Needless to say, our graphics benchmarks didn't pose too much of a problem for the XFX GeForce 8800 GTX, and the minimum frame rate of 34fps in F.E.A.R. at 1,920 x 1,200 with 4 x AA and 16 x AF was the only time we were less than totally confident in the Triad's gaming abilities. It's a shame we can't test the card with any DirectX 10 games but, in terms of brute power in DirectX 9 games, the Triad is as menacing as its underworld namesakes.
CONCLUSION
The Triad is the perfect example of why stuffing a case chock full of premium hardware doesn't make a dream PC. The noise of the Triad is unacceptable, as a high-end water-cooling kit should be up to the task of cooling the entire system. We'll let Scan off for the graphics card, because water-cooling manufacturers haven't had time to design waterblocks for 8-series GeForce cards yet, but other decisions are less forgivable.
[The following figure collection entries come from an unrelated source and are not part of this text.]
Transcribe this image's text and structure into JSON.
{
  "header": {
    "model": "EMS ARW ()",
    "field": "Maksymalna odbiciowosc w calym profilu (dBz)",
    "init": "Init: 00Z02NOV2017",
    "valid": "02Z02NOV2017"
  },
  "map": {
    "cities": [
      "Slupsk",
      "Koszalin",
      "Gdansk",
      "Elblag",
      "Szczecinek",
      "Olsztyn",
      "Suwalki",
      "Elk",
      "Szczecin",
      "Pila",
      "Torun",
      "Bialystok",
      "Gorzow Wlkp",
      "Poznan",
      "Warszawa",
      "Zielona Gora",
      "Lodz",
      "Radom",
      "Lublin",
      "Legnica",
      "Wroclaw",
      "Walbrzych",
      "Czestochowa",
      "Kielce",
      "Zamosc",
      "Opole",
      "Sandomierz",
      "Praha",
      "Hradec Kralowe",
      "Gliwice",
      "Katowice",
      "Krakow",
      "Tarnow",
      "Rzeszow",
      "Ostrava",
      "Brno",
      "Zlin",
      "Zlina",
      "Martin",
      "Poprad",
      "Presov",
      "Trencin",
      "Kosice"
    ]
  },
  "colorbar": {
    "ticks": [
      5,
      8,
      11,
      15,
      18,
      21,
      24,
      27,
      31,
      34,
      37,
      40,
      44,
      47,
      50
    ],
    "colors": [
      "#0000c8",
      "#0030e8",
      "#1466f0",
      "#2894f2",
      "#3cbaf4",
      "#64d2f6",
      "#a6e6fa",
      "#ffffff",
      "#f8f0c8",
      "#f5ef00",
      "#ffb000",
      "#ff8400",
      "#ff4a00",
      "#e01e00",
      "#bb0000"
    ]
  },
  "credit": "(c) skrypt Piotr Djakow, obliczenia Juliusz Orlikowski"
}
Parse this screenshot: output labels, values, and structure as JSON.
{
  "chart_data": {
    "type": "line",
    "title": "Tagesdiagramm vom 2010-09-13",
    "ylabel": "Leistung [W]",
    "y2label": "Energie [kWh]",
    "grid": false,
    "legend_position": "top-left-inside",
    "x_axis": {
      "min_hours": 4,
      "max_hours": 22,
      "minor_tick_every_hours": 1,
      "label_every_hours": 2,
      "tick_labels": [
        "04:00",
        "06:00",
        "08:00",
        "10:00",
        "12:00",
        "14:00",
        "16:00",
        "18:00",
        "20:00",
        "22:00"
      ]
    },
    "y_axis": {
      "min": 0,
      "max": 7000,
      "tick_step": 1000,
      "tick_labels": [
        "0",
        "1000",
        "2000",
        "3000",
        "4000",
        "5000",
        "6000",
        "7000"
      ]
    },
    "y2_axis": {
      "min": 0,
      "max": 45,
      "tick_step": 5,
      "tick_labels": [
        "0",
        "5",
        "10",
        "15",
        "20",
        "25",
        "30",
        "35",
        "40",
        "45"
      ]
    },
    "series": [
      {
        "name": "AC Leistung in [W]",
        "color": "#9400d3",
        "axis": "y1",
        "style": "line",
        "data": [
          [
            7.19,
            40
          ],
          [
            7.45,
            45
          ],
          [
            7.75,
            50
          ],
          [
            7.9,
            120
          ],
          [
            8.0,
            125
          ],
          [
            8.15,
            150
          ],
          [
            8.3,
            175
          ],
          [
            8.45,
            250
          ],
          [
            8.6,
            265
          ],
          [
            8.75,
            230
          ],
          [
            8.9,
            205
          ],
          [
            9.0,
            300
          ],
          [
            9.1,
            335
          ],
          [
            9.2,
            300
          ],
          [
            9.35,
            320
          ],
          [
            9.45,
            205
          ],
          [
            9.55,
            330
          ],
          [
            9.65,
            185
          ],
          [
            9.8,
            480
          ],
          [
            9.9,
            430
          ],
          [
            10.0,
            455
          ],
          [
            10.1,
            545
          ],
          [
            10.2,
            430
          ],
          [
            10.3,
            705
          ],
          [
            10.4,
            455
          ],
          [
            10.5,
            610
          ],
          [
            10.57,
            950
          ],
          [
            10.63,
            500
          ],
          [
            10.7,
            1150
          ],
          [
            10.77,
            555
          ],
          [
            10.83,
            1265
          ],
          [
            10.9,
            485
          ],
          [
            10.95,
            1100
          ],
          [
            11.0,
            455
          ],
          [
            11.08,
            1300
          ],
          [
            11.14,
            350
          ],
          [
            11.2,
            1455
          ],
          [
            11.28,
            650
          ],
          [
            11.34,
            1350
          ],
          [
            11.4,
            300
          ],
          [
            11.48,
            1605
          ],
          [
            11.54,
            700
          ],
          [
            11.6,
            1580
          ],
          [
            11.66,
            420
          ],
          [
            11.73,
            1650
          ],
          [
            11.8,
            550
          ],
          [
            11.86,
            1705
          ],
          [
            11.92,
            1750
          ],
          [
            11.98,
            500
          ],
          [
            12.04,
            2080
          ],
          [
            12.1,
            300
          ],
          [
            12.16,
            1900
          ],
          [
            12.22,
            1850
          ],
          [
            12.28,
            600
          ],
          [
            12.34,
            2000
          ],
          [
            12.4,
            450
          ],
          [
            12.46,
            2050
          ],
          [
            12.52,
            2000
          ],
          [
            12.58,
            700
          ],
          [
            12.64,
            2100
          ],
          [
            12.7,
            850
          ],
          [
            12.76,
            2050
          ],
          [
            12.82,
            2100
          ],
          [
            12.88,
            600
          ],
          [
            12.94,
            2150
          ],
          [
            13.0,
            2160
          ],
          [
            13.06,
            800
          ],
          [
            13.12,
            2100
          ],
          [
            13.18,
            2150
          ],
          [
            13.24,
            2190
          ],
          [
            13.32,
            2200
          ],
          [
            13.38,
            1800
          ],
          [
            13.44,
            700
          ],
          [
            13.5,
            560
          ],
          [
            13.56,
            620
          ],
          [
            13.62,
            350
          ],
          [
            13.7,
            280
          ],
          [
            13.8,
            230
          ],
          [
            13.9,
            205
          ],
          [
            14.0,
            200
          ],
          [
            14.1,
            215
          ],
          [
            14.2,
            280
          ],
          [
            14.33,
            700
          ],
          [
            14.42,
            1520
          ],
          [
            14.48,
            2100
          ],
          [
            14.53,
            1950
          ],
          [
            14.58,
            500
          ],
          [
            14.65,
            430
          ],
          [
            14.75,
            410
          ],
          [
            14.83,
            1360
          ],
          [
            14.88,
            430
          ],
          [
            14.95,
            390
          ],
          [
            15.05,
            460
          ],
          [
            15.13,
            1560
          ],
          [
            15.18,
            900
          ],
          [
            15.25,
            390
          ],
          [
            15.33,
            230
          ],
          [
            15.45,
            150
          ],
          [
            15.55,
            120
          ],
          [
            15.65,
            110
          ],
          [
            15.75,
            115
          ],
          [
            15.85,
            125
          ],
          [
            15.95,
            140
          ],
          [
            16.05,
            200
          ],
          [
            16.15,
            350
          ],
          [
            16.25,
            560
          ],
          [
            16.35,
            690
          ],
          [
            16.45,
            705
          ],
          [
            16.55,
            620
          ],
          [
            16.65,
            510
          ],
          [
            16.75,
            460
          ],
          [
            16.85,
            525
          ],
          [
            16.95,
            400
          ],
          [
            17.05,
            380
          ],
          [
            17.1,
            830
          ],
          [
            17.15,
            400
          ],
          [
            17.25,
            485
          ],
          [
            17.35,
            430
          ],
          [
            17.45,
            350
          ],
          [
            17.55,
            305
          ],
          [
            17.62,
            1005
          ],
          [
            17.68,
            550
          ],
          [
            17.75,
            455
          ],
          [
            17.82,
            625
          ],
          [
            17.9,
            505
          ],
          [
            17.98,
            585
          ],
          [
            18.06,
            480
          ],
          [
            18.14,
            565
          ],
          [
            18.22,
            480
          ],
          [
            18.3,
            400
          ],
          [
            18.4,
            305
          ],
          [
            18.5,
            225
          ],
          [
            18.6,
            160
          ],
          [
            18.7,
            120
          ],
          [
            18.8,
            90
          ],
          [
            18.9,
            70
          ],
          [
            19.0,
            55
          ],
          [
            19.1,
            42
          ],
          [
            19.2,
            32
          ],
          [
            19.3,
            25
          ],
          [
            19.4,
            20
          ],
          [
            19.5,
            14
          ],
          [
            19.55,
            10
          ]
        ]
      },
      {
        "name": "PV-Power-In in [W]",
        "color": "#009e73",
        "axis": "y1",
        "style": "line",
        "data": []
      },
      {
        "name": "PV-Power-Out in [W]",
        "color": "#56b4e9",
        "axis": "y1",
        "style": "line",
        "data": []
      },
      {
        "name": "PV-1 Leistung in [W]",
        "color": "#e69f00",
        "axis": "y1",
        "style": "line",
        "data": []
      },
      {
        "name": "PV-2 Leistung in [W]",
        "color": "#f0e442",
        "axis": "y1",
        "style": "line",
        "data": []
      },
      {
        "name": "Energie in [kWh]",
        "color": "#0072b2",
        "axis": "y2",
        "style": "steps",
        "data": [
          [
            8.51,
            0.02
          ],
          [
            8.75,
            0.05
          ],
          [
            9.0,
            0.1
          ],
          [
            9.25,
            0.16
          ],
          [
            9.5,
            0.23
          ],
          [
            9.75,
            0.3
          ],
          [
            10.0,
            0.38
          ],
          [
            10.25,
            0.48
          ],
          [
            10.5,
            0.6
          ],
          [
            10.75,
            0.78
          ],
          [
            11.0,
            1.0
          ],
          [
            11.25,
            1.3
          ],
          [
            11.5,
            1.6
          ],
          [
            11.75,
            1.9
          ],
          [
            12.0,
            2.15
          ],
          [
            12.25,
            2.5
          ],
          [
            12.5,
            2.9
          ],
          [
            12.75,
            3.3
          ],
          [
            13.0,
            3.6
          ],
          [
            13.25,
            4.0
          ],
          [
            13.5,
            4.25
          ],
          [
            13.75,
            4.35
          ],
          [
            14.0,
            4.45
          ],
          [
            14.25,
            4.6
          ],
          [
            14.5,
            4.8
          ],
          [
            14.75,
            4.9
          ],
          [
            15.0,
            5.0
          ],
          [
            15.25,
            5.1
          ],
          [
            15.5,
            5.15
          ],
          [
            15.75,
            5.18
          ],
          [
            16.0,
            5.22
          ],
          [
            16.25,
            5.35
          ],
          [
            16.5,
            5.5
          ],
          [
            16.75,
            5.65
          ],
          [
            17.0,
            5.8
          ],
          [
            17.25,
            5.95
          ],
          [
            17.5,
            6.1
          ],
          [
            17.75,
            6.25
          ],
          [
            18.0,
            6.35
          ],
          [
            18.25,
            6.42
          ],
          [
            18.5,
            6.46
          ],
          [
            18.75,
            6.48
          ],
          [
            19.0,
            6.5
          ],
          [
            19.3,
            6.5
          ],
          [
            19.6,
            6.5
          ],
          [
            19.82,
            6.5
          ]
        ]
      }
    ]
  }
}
For example, the black X-Fi front panel jars the eye, and we can't understand why Scan has gone to the trouble of adding UV-reactive dye to the coolant, wrapping all the tubes and wires in Swiftech Coolsleeves and fitting two UV cold-cathode tubes inside the case, when the case lacks a side-panel window through which you can view it all.
If you need to ask how much the Triad costs then you can't afford it. However, if you have a credit card that's itching to be abused, and you want to own the sort of computing power that was previously only available from supercomputers right this minute, then the Triad won't disappoint. It's ludicrously fast.
Otherwise, however, we advise playing the waiting game for a couple of months until there are more options available from which to choose.